¡Jeff!
Jeff the Diseased Lung: the new face of Marlboro, with Jon Oliver and the Internet's help.
John Oliver and the team behind Last Week Tonight have gotten a lot of praise for tackling in-depth topics that other shows can't, particularly shows that have to be made on (cough, cough) a daily basis.
This past Sunday, Last Week Tonight took on a target whose cartoon-evilness we can all agree on: Big Tobacco. By itself, that's not news—even Philip Morris' press statement responding to the episode acknowledges that dealing death makes them an easy target. What is news is that the episode actually made waves in the real world (or at least the Internet) by creating a new mascot for Marlboro: Jeff the Diseased Lung.
Jeff is actually in all three pictures, hidden inside cowboys' torsos.
As of today, if you Google 'Marlboro Mascot,' guess who comes up? Jeff. You can help put Jeff at the top of Google's results for Marlboro by downloading the image and then posting it yourself to Google Plus, tagging it with #Marlboro and #JeffWeCan. You can also join in the #JeffWeCan hashtag on Twitter.

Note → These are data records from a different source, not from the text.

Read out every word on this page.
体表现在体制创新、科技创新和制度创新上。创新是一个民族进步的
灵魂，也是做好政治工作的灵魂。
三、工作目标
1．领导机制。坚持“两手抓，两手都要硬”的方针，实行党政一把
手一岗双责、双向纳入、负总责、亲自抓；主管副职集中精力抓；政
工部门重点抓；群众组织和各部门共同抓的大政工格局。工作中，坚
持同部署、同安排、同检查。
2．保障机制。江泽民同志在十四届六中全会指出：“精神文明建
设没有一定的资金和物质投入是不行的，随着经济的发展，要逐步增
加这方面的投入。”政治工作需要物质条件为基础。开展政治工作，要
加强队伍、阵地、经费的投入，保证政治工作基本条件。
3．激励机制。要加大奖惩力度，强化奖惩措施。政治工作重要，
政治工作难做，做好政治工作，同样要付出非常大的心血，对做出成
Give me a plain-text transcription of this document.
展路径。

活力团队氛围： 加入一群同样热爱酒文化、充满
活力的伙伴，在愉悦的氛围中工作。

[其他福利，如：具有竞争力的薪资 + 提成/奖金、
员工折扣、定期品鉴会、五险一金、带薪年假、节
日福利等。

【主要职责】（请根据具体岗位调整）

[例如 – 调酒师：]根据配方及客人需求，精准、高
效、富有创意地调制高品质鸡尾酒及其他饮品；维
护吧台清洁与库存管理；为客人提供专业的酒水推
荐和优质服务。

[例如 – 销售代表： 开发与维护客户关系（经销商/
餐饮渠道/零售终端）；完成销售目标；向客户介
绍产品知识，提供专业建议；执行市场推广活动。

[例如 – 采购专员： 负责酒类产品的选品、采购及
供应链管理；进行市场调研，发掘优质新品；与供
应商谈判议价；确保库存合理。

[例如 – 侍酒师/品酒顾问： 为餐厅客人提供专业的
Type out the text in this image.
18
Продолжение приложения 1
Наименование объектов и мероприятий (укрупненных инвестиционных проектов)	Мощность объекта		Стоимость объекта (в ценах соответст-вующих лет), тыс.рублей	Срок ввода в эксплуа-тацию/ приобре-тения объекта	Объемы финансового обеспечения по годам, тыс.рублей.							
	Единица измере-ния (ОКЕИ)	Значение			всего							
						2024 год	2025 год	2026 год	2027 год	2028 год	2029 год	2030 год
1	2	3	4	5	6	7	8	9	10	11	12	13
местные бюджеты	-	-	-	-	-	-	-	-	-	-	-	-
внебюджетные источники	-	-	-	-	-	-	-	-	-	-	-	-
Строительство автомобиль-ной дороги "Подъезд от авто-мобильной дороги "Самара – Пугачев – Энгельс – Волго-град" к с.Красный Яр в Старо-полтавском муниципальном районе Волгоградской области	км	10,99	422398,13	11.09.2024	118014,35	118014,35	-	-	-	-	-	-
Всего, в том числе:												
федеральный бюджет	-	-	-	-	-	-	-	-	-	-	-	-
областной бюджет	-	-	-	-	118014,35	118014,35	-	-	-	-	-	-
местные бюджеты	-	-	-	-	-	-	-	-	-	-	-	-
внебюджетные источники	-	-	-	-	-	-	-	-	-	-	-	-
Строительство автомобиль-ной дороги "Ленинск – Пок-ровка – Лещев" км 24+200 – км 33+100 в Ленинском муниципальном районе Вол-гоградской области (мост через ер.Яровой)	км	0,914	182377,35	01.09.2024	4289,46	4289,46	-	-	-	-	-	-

Tiny, intimidated Marlboro Countries.
The 18-minute segment, which you should totally watch, focuses on Philip Morris International's practice of harassing small governments that try to pass public health laws limiting how cigarettes can be marketed. Even though the Marlboro Man and Joe Camel are long dead in the United States, companies like Philip Morris are determined to fight off any restrictions on their carefully-branded images in smaller economies, where cigarettes are booming (especially with kids). While anti-cigarette marketing laws succeed in rich countries like America and Australia, the mere threat of an expensive lawsuit can keep poor countries obedient.
As compromised as a smoker's immune system.
The packaging Australia uses, because they're rich enough to fight off PMI lawsuits.
Oliver wanted to find a middle ground between governments' desire to expose consumers to realistic images of what will happen if they smoke, and tobacco companies' desire to have fun branded images that make smoking look youthful and exciting. So, Oliver and company created Jeff the Diseased Lung, an anthropomorphic, emphysemic cowboy lung that kids love and which HBO's lawyers will not protect in any way.
Jeff is a big hit in Togo, where Marlboro sponsors loosie kiosks outside schools.
To help roll out the new mascot to smokers anywhere, Last Week Tonight handed out t-shirts in Togo and put up billboards in Uruguay, two countries Philip Morris has been trying to bully out of public health laws on cigarette marketing.
This is also aimed at replacing Marlboro's repugnant "Don't Be A Maybe" campaign, which is designed to recapture the kinds of young adults who used to identify with the Marlboro Man. (Warning: this marketing/branding strategy video is far more disgusting than any cancerous lung.)
Without that cancerous cowboy, those 15-30 year-olds have no way of knowing that not smoking Marlboros is the reason they haven't achieved maximum coolness and independence in life. Now, fortunately, they have Jeff.